A blurb from Microsoft Portable Executable "and Common Object File Format Specification"
RVA (relative virtual address). In an image file, the address of an item after it is loaded into memory, with the base address of the image file subtracted from it. The RVA of an item almost always differs from its position within the file on disk (file pointer).
In an object file, an RVA is less meaningful because memory locations are not assigned. In this case, an RVA would be an address within a section (described later in this table), to which a relocation is later applied during linking. For simplicity, a compiler should just set the first RVA in each section to zero.
VA (virtual address). Same as RVA, except that the base address of the image file is not subtracted. The address is called a “VA” because Windows creates a distinct VA space for each process, independent of physical memory.
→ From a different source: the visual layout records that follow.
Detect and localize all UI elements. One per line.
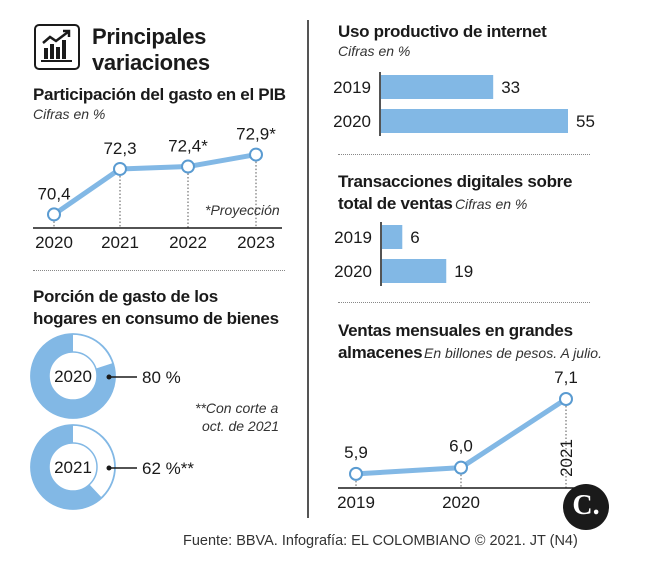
gasto-pib-tick-2020: 2020: [35, 233, 73, 252]
internet-data-label-2020: 55: [576, 112, 595, 131]
divider-right-2: [338, 302, 590, 303]
hogares-hole-2021: [48, 442, 98, 492]
logo-letter: C.: [572, 490, 600, 521]
page-title-line2: variaciones: [92, 50, 210, 75]
almacenes-tick-2020: 2020: [442, 493, 480, 512]
gasto-pib-tick-2021: 2021: [101, 233, 139, 252]
footer-source: Fuente: BBVA. Infografía: EL COLOMBIANO …: [183, 533, 578, 549]
gasto-pib-point-2023: [249, 147, 263, 162]
digitales-subtitle: Cifras en %: [455, 196, 528, 212]
gasto-pib-point-2022: [181, 159, 195, 174]
hogares-data-label-2021: 62 %**: [142, 459, 194, 478]
bar-chart-growth-icon: [41, 29, 72, 62]
internet-tick-2019: 2019: [333, 78, 371, 97]
divider-left-1: [33, 270, 285, 271]
almacenes-point-2021: [559, 392, 573, 406]
digitales-data-label-2019: 6: [410, 228, 419, 247]
gasto-pib-tick-2023: 2023: [237, 233, 275, 252]
gasto-pib-series-line: [52, 152, 257, 217]
el-colombiano-logo: C.: [563, 484, 609, 530]
internet-bar-2019: [381, 75, 494, 99]
header-icon-box: [34, 24, 80, 70]
almacenes-title-line2: almacenes: [338, 343, 423, 362]
hogares-leader-dot-2021: [106, 465, 112, 471]
gasto-pib-tick-2022: 2022: [169, 233, 207, 252]
internet-bar-2020: [381, 109, 568, 133]
hogares-title-line2: hogares en consumo de bienes: [33, 309, 279, 328]
almacenes-point-2020: [454, 460, 468, 475]
almacenes-data-label-2020: 6,0: [449, 437, 473, 456]
gasto-pib-subtitle: Cifras en %: [33, 106, 106, 122]
gasto-pib-data-label-2022: 72,4*: [168, 137, 208, 156]
column-divider: [307, 20, 309, 518]
hogares-note-line2: oct. de 2021: [202, 418, 280, 434]
divider-right-1: [338, 154, 590, 155]
internet-subtitle: Cifras en %: [338, 43, 411, 59]
digitales-bar-2020: [382, 259, 447, 283]
digitales-title-line2: total de ventas: [338, 194, 453, 213]
almacenes-tick-2021: 2021: [557, 439, 576, 477]
almacenes-subtitle: En billones de pesos. A julio.: [424, 345, 602, 361]
digitales-tick-2020: 2020: [334, 262, 372, 281]
internet-tick-2020: 2020: [333, 112, 371, 131]
internet-title: Uso productivo de internet: [338, 22, 547, 41]
digitales-tick-2019: 2019: [334, 228, 372, 247]
hogares-hole-2020: [48, 351, 98, 401]
gasto-pib-data-label-2021: 72,3: [103, 139, 136, 158]
almacenes-title-line1: Ventas mensuales en grandes: [338, 321, 573, 340]
gasto-pib-point-2020: [47, 207, 61, 222]
gasto-pib-title: Participación del gasto en el PIB: [33, 85, 286, 104]
almacenes-tick-2019: 2019: [337, 493, 375, 512]
almacenes-data-label-2021: 7,1: [554, 368, 578, 387]
hogares-title-line1: Porción de gasto de los: [33, 287, 218, 306]
hogares-note-line1: **Con corte a: [195, 400, 279, 416]
gasto-pib-data-label-2023: 72,9*: [236, 125, 276, 144]
gasto-pib-note: *Proyección: [205, 202, 280, 218]
gasto-pib-data-label-2020: 70,4: [37, 184, 70, 203]
digitales-data-label-2020: 19: [454, 262, 473, 281]
gasto-pib-point-2021: [113, 161, 127, 176]
hogares-data-label-2020: 80 %: [142, 368, 181, 387]
hogares-leader-dot-2020: [106, 374, 112, 380]
digitales-title-line1: Transacciones digitales sobre: [338, 172, 573, 191]
almacenes-data-label-2019: 5,9: [344, 443, 368, 462]
digitales-bar-2019: [382, 225, 403, 249]
hogares-year-label-2021: 2021: [54, 458, 92, 477]
page-title-line1: Principales: [92, 24, 207, 49]
hogares-year-label-2020: 2020: [54, 367, 92, 386]
internet-data-label-2019: 33: [501, 78, 520, 97]
almacenes-point-2019: [349, 466, 363, 481]
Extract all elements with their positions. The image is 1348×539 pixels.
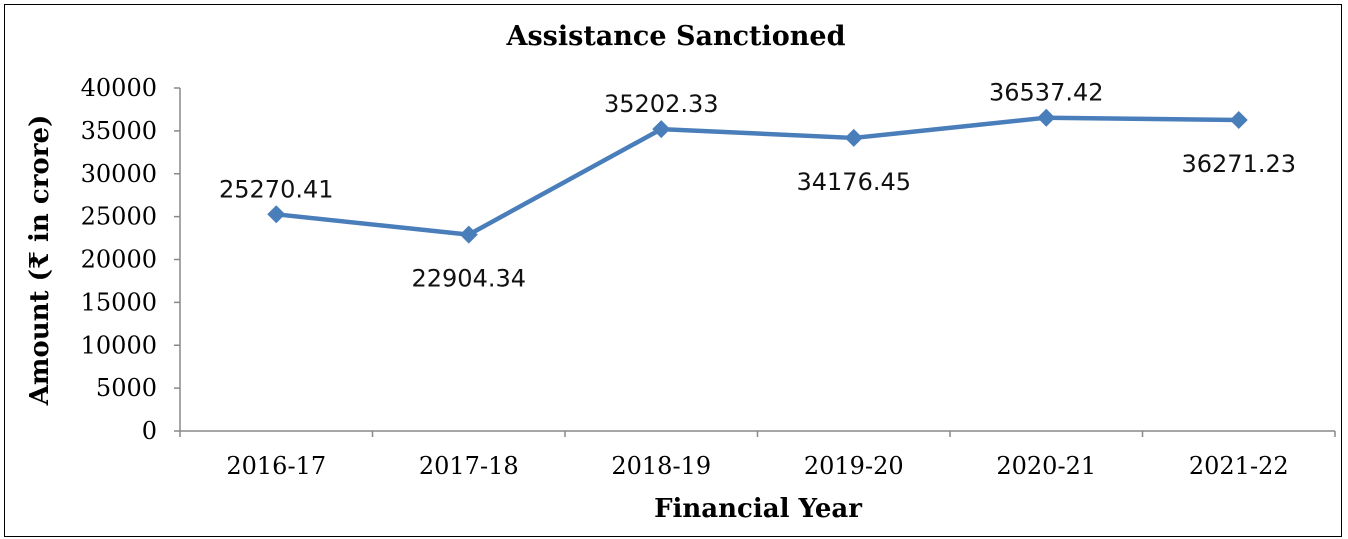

For almost all purposes, a VA should be considered just an address. A VA is not as predictable as an RVA because the loader might not load the image at its preferred location.
Even after reading this, I still don't get it. I've lot of questions. Can any one explain it in a practical way. Please stick to terminology of Object File
& Image File
as stated.
All I know about addresses, is that
- Neither in the Object File nor in the Image File, we don't know the exact memory locations so,
- Assembler while generating Object File computes addresses relative to sections .data & .text (for function names).
- Linker taking multiple object files as input generates one Image file. While generating, it first merges all the sections of each object file and while merging it recomputes the address offsets again relative to each section. And, there is nothing like global offsets.
If there is some thing wrong in what I know, please correct me.
EDIT:
After reading answer given Francis, I'm clear about whats Physical Address, VA & RVA and what are the relation between them.
RVAs of all variables&methods must be computed by the Linker during relocation. So, (the value of RVA of a method/variable) == (its offset from the beginning of the file)?
must been true. But surprisingly, its not. Why so?
I checked this by using PEView on "c:\WINDOWS\system32\kernel32.dll" and found that:
- RVA & FileOffset are same till the beginning of Sections.(.text is the first section in this dll).
- From the beginning of .text through .data,.rsrc till the last byte of last section (.reloc) RVA & FileOffset are different. & also the RVA of first byte of the first section is "always" being shown as 0X1000
- Interesting thing is that bytes of each section are continuous in FileOffset. I mean another section begins at the next byte of a section's last byte. But if I see the same thing in RVA, these is a huge gap in between RVAs of last byte of a section and first byte of next section.
My Guess:
All, the bytes of data that were before the first (.text here) section are "not" actually loaded into VA space of the process, these bytes of data are just used to locate & describe these sections. They can be called, "meta section data".
Since they are not loaded into VA space of process. the usage of the term RVA is also meaningless this is the reason why RVA == FileOffset for these bytes.
Since,
- RVA term is valid for only those bytes which will be actually loaded into the VA space.
- the bytes of .text, .data, .rsrc. .reloc are such bytes.
- Instead of starting from RVA 0x00000 PEView software is starting it from 0x1000.
I cannot understand why the 3rd observation. I cannot explain.